El partido de ida de la Champions ha sellado la suerte del Real Madrid: para aspirar a la final, en la que ya espera el Manchester United a cualquiera de los dos equipos peninsulares. Necesita vencer de visitante, en el Camp Nou, por lo menos con tres goles de diferencia a los azulgranas, lo cual es poco menos que imposible.
Si se toma en cuenta que no estarán Pepe, expulsado por una descalificadora acción antideportiva, contra Alves, y Sergio Ramos, por la amarilla que recibió, todo se complica más en la hasta ayer inexpugnable barrera defensiva de Mourinho, también echado del campo de juego.
El Real Madrid fue otro equipo. Ni por asomo se pareció al ganador de la Copa del Rey: dio la impresión de haber involucionado a aquel cuadro sin ideas, con excesivo miedo, de paralizante temor ante el rival, que perdió por un abrumador 5-0 a fines del año pasado.
Esta vez fue el Barça el que controló el medio campo, con su acostumbrado y desequilibrante juego de toque corto, hasta el extremo de marcar una posesión cercana, en promedio, a casi el 75%, frente al Real que tampoco podía practicar la estrategia del “pelotazo” para la salida de CR7 o de Özil, neutralizados por el trabajo del “jefecito”, Busquets, Puyol y Piqué.

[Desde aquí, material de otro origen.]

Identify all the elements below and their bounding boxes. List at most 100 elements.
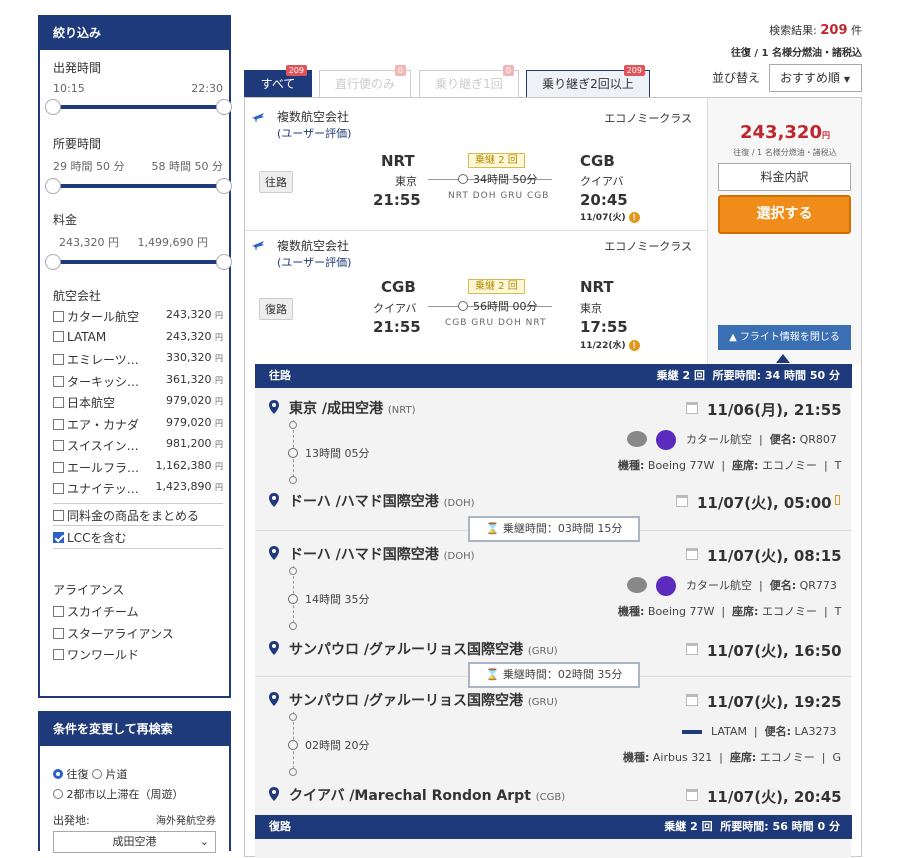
checkbox-checked[interactable] xyxy=(53,531,64,543)
airline-option-label: LATAM xyxy=(53,330,106,352)
checkbox[interactable] xyxy=(53,483,64,494)
radio-selected[interactable] xyxy=(53,769,63,779)
airline-option-label: ターキッシ… xyxy=(53,373,139,395)
slider-handle-min[interactable] xyxy=(45,99,61,115)
airline-option[interactable]: スイスイン… 981,200 円 xyxy=(53,437,223,459)
alliance-option[interactable]: スカイチーム xyxy=(53,603,223,625)
alliance-filter: アライアンス スカイチーム スターアライアンス ワンワールド xyxy=(53,581,223,668)
departure-select[interactable]: 成田空港 ⌄ xyxy=(53,831,216,853)
route-dot xyxy=(289,768,297,776)
airline-option[interactable]: 日本航空 979,020 円 xyxy=(53,394,223,416)
checkbox[interactable] xyxy=(53,649,64,660)
arr-date-text: 11/22(水) xyxy=(580,341,626,351)
trip-type: 往復 片道 xyxy=(53,766,128,782)
location-pin-icon xyxy=(269,493,279,507)
radio[interactable] xyxy=(92,769,102,779)
price-unit: 円 xyxy=(821,131,830,140)
slider-handle-min[interactable] xyxy=(45,254,61,270)
airline-option[interactable]: ユナイテッ… 1,423,890 円 xyxy=(53,480,223,502)
tab-one-stop[interactable]: 乗り継ぎ1回 0 xyxy=(419,65,519,98)
radio[interactable] xyxy=(53,789,63,799)
research-title: 条件を変更して再検索 xyxy=(40,713,229,746)
checkbox[interactable] xyxy=(53,627,64,639)
airline-price-value: 243,320 xyxy=(166,308,212,321)
airline-option-label: スイスイン… xyxy=(53,437,139,459)
outbound-arr-time: 20:45 xyxy=(580,191,628,209)
outbound-class: エコノミークラス xyxy=(604,112,692,125)
slider-handle-min[interactable] xyxy=(45,178,61,194)
tab-direct[interactable]: 直行便のみ 0 xyxy=(319,65,411,98)
select-button[interactable]: 選択する xyxy=(718,195,851,234)
close-flight-info-button[interactable]: ▲ フライト情報を閉じる xyxy=(718,325,851,350)
airline-name: エミレーツ… xyxy=(67,353,139,367)
seg2-arr: 11/07(火), 16:50 xyxy=(707,642,842,660)
airline-option[interactable]: エア・カナダ 979,020 円 xyxy=(53,416,223,438)
checkbox[interactable] xyxy=(53,509,64,521)
overseas-link[interactable]: 海外発航空券 xyxy=(156,812,216,827)
result-label: 検索結果: xyxy=(769,24,817,37)
duration-slider[interactable] xyxy=(45,178,232,194)
airline-option[interactable]: ターキッシ… 361,320 円 xyxy=(53,373,223,395)
hourglass-icon: ⌛ xyxy=(485,668,500,681)
aircraft-label: 機種: xyxy=(618,459,645,472)
airline-option[interactable]: エールフラ… 1,162,380 円 xyxy=(53,459,223,481)
plane-icon xyxy=(252,241,264,251)
flight-result-card: 複数航空会社 (ユーザー評価) エコノミークラス 往路 NRT 東京 21:55 … xyxy=(244,97,862,858)
flight-no: QR807 xyxy=(799,433,837,446)
seg1-flight-dur: 13時間 05分 xyxy=(305,447,370,460)
airline-name: 日本航空 xyxy=(67,396,116,410)
tab-all[interactable]: すべて 209 xyxy=(244,65,312,98)
slider-handle-max[interactable] xyxy=(216,254,232,270)
price-slider[interactable] xyxy=(45,254,232,270)
checkbox[interactable] xyxy=(53,330,64,342)
checkbox[interactable] xyxy=(53,375,64,387)
flight-no: LA3273 xyxy=(794,725,837,738)
inbound-carrier: 複数航空会社 (ユーザー評価) xyxy=(277,237,351,270)
departure-slider[interactable] xyxy=(45,99,232,115)
airport-name: ドーハ /ハマド国際空港 xyxy=(289,547,439,563)
carrier-rating-link[interactable]: (ユーザー評価) xyxy=(277,127,351,140)
flight-no: QR773 xyxy=(799,579,837,592)
hourglass-icon: ⌛ xyxy=(485,522,500,535)
checkbox[interactable] xyxy=(53,311,64,322)
seg1-from: 東京 /成田空港 (NRT) xyxy=(289,398,416,418)
airline-option[interactable]: エミレーツ… 330,320 円 xyxy=(53,351,223,373)
checkbox[interactable] xyxy=(53,397,64,408)
checkbox[interactable] xyxy=(53,440,64,451)
checkbox[interactable] xyxy=(53,606,64,617)
multi-city-option[interactable]: 2都市以上滞在（周遊） xyxy=(53,786,184,802)
sort-select[interactable]: おすすめ順 ▼ xyxy=(769,64,862,92)
carrier-rating-link[interactable]: (ユーザー評価) xyxy=(277,256,351,269)
flight-no-label: 便名: xyxy=(769,579,797,592)
alliance-option[interactable]: スターアライアンス xyxy=(53,625,223,647)
price-breakdown-button[interactable]: 料金内訳 xyxy=(718,163,851,191)
seg2-to: サンパウロ /グァルーリョス国際空港 (GRU) xyxy=(289,639,558,659)
airline-price-value: 330,320 xyxy=(166,351,212,364)
checkbox[interactable] xyxy=(53,354,64,365)
outbound-duration: 34時間 50分 xyxy=(473,173,538,186)
seg1-to: ドーハ /ハマド国際空港 (DOH) xyxy=(289,491,475,511)
tab-badge: 209 xyxy=(285,65,307,76)
tab-label: 乗り継ぎ2回以上 xyxy=(542,77,634,91)
lcc-option[interactable]: LCCを含む xyxy=(53,524,223,549)
alliance-option[interactable]: ワンワールド xyxy=(53,646,223,668)
airline-option[interactable]: カタール航空 243,320 円 xyxy=(53,308,223,330)
inbound-to-code: NRT xyxy=(580,278,614,296)
research-panel: 条件を変更して再検索 往復 片道 2都市以上滞在（周遊） 出発地: 海外発航空券… xyxy=(38,711,231,853)
inbound-leg: 複数航空会社 (ユーザー評価) エコノミークラス 復路 CGB クイアバ 21:5… xyxy=(245,231,707,364)
outbound-to-code: CGB xyxy=(580,152,615,170)
caret-down-icon: ▼ xyxy=(843,75,850,84)
airline-price-value: 981,200 xyxy=(166,437,212,450)
checkbox[interactable] xyxy=(53,461,64,473)
tab-two-plus-stops[interactable]: 乗り継ぎ2回以上 209 xyxy=(526,65,650,98)
checkbox[interactable] xyxy=(53,418,64,430)
seat: エコノミー xyxy=(761,459,817,472)
slider-handle-max[interactable] xyxy=(216,178,232,194)
seat: エコノミー xyxy=(759,751,815,764)
result-number: 209 xyxy=(820,23,848,38)
same-price-option[interactable]: 同料金の商品をまとめる xyxy=(53,502,223,525)
layover-text: 乗継時間：03時間 15分 xyxy=(502,522,623,535)
detail-stops: 乗継 2 回 xyxy=(656,369,705,382)
airline-option[interactable]: LATAM 243,320 円 xyxy=(53,330,223,352)
slider-handle-max[interactable] xyxy=(216,99,232,115)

Xavi volvió a brillar. La jugada del primer gol la hilvanó él, pero creó los espacios para la aparición de Messi, que sólo necesita un mínimo descuido para destrozar las defensas contrarias. Los dos goles del argentino, que sin embargo, como lo sabemos, juega como el más europeo de los europeos, fueron suficientes para echar abajo la muralla blanca.
Tal vez se pagó a elevado precio la insistencia en el juego conservador, pero que esta vez no dio resultados. Aunque, bien pensado, sí dio uno: el desenlace anticipado de esta serie de cuatro partidos que confirma la supremacía del Barça y que posterga el sueño albo de volver al sendero del triunfo y de la gloria.